In September 2016, an installation opened at the Armory Arts Center in New York that explored the cultural multiplicities of grief as expressed in different countries, from Ecuador to Ghana to Burkina Faso to Cambodia. For the installation, “An Occupation of Loss,” artist Taryn Simon brought together professional mourners from 15 different countries to broadcast their grief to the gathered audience. Many of the professional mourners hailed from families in which the art of mourning had been passed down through many generations.
Visitors entered the the venue through a fire escape and walked onto a balcony overlooking a vast space populated by 11 tall concrete towers arranged in a semi-circle. As mourners emerged from the darkness and filed into each of the towers, the visitors descended the stairs as the mourners began to vocalize their lamentations. The voices rose in a cacophonous wail and then fell away to a single voice and finally lapsed into a deep meditative silence. “I have heard this kind of mourning referred to as melodicised speech and also as tuneful weeping,” Simon said after the performance. “It can sound like music, but it is not music. It is a heightened expression of loss that comes from a place beyond words, beyond language, a purely sonic experience.”
In one tower, a blind Ecuadorian mourner played the accordion and passionately sang. For the last 40 years, he has played four or five funerals a day.
In another tower, a woman from Ghana wept while she sang, then turned it off abruptly and composed herself with a level of mastery over her emotional expression that revealed her highly developed skill as a performer.
While there is nothing quite so raw as the experience of grief for families and friends, professional mourners are paid to express the grief. “For the audience to think about how something that seems so pure and private is being shaped and performed scrambles everything,” Simon explains. The piece explores that tension, and viewers are prodded to confront their own feelings about the intense emotional expression being displayed without any explicit implied reason: The mourners aren’t mourning anyone in particular.
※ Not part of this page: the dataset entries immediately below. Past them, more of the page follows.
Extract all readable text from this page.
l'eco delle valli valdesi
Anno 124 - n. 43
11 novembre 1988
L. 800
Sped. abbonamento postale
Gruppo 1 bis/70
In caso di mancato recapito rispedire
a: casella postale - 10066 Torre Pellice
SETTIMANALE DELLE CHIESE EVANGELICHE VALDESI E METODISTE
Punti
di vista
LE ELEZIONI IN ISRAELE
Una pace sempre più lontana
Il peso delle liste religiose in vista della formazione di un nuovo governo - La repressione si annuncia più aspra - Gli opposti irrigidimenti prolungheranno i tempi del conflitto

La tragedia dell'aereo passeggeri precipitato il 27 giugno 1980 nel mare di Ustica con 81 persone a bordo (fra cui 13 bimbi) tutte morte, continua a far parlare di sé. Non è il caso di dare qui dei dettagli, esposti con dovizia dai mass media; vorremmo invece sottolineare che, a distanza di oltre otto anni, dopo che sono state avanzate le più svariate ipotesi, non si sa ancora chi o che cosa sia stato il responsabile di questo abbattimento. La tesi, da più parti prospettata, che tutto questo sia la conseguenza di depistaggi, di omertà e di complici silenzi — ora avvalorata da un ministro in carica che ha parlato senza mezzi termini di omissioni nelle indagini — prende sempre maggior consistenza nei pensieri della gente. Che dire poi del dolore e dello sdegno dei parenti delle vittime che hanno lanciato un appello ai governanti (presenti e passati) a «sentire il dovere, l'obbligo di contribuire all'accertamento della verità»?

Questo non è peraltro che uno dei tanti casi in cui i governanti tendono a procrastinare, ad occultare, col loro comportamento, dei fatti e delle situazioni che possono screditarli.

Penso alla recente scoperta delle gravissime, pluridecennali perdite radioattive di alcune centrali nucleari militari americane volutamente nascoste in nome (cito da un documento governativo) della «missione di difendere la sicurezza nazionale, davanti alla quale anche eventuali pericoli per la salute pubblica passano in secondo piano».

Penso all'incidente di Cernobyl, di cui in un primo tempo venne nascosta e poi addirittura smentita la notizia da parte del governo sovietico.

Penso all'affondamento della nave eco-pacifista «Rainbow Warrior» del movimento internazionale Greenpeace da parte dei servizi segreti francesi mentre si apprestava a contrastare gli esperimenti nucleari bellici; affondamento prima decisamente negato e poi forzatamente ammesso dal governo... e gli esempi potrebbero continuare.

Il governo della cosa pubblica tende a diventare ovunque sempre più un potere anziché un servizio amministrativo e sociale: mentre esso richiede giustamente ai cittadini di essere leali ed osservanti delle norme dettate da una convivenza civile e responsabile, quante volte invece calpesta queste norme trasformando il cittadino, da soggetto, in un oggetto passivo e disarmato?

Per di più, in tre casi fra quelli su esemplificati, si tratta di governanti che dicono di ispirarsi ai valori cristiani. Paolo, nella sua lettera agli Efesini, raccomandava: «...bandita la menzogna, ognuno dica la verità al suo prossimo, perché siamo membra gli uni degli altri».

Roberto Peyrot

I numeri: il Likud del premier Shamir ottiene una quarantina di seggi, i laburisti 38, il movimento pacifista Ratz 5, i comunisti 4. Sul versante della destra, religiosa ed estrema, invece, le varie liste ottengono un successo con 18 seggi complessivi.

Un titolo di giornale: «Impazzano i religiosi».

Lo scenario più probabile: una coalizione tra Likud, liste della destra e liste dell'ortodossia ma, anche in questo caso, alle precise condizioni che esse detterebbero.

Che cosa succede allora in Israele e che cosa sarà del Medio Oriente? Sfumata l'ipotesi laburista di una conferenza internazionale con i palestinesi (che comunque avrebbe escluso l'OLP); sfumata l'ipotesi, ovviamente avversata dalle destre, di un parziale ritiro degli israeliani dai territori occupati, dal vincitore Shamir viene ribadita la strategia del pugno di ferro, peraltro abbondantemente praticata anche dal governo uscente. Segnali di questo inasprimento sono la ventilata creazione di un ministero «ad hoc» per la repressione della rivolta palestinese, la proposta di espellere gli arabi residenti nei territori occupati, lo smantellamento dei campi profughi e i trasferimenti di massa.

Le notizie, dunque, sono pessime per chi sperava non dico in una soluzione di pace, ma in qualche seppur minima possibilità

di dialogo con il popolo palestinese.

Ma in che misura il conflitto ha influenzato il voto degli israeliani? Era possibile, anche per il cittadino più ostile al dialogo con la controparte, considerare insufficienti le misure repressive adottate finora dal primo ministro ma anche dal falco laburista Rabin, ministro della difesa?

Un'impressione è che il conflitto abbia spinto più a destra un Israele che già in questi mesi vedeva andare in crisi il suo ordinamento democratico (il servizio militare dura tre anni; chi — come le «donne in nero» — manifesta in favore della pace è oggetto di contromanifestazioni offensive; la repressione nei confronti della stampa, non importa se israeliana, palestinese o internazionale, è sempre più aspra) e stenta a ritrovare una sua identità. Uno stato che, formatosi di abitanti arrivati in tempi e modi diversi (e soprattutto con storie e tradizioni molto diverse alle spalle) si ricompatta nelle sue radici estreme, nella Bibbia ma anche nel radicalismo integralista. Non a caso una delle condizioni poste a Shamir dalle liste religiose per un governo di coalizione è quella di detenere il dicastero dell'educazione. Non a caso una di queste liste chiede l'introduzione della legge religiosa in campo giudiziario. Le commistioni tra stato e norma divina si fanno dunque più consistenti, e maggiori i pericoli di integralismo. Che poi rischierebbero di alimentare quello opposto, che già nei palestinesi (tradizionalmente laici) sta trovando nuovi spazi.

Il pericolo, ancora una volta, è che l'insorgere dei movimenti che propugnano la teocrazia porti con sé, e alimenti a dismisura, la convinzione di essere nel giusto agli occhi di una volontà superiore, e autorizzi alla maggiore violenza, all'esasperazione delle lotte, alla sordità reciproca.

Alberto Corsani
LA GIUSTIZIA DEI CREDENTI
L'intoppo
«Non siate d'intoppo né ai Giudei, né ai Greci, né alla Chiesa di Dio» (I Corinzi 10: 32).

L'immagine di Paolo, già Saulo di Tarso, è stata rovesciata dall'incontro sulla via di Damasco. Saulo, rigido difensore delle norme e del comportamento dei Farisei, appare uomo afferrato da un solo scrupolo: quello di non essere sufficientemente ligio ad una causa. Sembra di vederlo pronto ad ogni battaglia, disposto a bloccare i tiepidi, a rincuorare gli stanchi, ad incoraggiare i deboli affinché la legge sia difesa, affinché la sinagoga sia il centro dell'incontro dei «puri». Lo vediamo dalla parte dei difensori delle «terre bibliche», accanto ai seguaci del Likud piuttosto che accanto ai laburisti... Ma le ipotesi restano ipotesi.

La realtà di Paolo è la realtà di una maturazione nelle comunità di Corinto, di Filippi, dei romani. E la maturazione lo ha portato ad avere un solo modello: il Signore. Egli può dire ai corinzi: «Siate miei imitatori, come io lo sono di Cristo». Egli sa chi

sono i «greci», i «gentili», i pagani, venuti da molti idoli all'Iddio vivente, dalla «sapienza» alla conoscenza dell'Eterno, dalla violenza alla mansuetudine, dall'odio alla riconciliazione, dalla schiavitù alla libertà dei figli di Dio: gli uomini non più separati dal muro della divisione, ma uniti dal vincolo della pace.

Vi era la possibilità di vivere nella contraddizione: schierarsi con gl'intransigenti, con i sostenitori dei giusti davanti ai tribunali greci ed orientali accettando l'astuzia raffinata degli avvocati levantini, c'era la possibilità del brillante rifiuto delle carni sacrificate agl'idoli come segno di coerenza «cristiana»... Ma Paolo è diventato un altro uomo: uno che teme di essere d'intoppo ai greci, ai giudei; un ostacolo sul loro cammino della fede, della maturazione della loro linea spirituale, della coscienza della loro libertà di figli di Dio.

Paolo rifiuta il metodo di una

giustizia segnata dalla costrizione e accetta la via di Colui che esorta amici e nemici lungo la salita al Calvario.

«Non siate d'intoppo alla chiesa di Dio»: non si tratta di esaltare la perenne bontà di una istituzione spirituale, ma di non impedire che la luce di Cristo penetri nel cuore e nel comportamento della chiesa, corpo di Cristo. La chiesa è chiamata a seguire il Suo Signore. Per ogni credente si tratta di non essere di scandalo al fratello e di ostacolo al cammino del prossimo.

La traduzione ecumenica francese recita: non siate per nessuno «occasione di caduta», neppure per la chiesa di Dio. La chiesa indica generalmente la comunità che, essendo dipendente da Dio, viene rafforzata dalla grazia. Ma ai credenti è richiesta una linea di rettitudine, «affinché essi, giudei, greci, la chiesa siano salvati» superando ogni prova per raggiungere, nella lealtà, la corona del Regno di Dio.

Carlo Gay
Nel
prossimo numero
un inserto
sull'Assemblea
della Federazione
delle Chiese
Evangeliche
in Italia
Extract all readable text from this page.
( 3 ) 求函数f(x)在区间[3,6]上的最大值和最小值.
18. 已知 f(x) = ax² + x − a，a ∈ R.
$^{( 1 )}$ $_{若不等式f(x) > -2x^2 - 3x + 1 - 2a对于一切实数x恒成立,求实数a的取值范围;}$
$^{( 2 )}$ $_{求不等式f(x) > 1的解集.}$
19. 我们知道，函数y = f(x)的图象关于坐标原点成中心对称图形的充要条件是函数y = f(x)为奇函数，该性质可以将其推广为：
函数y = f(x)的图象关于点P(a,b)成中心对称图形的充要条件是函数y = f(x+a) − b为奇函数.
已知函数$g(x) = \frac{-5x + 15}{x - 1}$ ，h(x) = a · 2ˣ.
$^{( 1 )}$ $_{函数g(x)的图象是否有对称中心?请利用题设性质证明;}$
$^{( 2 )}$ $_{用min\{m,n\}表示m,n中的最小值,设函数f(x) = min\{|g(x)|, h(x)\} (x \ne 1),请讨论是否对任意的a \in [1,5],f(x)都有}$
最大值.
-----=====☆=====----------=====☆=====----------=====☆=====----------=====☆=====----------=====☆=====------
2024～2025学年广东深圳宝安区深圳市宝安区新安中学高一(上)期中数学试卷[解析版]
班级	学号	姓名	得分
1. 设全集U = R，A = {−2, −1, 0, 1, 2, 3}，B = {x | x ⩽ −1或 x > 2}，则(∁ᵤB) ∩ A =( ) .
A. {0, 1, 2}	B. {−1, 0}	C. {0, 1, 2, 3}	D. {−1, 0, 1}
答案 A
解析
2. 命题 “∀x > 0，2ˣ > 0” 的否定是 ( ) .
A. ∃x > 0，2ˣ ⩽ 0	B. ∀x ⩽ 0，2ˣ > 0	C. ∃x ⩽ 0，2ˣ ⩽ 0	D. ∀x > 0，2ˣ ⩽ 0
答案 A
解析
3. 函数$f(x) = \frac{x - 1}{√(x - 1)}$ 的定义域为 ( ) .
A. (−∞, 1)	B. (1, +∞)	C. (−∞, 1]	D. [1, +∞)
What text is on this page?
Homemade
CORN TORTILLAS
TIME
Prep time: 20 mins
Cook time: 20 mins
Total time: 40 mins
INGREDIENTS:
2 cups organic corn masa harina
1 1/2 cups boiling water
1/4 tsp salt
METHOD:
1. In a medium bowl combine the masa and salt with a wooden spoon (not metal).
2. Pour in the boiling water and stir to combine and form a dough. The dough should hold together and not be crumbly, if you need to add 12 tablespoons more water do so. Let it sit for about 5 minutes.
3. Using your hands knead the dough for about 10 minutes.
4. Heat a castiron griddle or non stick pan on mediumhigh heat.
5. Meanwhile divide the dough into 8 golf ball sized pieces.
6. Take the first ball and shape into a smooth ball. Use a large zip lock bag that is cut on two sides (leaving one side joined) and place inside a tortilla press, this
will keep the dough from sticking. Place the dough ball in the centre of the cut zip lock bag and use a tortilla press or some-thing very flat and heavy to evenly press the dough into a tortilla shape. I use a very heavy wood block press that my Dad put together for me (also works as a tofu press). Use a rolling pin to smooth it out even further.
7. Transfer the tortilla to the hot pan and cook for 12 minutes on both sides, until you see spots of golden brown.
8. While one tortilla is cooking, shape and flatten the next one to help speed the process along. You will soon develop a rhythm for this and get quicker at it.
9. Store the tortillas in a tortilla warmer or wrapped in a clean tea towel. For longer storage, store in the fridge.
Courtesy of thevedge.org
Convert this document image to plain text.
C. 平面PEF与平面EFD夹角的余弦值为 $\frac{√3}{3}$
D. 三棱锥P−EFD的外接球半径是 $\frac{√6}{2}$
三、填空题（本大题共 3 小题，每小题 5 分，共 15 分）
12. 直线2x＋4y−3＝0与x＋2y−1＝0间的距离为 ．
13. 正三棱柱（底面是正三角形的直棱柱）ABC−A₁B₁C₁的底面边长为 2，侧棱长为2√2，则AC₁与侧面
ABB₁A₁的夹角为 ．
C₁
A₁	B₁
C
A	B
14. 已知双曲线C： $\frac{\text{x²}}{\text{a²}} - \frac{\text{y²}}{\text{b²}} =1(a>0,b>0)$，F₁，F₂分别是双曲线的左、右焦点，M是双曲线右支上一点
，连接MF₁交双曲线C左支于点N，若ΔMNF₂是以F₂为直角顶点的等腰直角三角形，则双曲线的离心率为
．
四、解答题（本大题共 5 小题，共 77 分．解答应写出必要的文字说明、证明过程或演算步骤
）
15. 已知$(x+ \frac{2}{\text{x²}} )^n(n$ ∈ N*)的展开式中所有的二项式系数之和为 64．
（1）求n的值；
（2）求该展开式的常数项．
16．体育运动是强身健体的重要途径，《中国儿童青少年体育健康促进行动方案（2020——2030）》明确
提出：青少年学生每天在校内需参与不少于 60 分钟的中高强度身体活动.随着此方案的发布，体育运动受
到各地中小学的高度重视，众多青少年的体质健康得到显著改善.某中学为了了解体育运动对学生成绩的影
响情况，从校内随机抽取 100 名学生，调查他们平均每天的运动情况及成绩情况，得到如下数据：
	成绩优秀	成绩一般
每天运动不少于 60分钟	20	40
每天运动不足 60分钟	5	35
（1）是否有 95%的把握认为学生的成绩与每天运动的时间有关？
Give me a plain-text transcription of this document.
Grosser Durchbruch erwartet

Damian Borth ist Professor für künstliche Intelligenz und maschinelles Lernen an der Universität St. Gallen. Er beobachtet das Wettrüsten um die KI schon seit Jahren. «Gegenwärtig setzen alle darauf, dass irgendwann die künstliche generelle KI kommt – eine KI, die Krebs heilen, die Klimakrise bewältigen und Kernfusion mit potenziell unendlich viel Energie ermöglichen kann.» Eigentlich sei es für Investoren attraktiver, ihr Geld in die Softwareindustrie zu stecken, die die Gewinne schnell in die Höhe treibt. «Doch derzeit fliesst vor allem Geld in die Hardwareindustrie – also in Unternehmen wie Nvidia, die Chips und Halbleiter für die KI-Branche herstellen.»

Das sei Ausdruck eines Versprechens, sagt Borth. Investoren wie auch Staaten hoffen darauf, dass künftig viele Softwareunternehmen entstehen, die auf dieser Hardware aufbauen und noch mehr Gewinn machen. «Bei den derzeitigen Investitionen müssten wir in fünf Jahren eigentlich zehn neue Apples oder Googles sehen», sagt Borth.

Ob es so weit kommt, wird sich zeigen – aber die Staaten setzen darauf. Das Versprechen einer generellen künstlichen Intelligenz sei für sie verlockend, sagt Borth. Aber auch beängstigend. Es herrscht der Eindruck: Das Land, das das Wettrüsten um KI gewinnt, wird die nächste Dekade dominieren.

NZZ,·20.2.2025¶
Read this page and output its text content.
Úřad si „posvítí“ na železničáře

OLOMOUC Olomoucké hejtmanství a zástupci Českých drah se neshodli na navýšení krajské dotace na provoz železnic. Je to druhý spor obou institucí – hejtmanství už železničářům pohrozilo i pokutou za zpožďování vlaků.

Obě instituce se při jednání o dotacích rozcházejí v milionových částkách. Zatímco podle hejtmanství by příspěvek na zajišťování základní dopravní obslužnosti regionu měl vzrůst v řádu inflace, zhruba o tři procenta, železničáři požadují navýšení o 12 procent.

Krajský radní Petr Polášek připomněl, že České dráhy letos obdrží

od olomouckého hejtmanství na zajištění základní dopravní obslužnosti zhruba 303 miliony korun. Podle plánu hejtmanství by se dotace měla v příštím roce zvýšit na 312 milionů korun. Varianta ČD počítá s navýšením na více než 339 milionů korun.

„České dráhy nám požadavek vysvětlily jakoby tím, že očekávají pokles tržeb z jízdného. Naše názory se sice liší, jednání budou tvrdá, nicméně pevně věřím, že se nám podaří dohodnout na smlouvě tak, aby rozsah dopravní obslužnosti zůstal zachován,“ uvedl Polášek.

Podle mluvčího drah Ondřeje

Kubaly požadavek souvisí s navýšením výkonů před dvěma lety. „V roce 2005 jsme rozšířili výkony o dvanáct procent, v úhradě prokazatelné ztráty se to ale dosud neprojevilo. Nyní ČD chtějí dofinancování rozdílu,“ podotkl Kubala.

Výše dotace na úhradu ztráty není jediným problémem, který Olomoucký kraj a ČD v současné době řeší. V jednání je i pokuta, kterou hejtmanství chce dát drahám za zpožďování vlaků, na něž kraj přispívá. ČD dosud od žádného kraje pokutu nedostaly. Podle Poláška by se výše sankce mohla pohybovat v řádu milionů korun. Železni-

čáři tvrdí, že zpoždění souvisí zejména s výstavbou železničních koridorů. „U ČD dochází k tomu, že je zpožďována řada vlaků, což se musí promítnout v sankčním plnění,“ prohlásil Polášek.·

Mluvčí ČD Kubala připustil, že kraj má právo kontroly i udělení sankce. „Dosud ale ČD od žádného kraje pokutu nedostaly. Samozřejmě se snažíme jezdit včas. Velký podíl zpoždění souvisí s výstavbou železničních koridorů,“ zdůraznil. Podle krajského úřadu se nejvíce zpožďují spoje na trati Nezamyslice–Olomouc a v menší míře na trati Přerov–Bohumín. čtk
Simon spent seven years developing “An Occupation of Loss.” Four of those years were spent collecting affidavits and references from anthropologists and academics in order to secure visas for the performers. Some visas required repeated attempts. It was an experience fraught with uncertainty and frustration.
“An Occupation of Loss” throws into relief Western expressions of collective mourning, which are controlled and shaped by institutions and ideology to prevent disruptive expressions of raw emotion. Speaking on the Parkland school shooting in Florida, Simon says, “There was not a unified voice of loss, so the children had to step into that space.”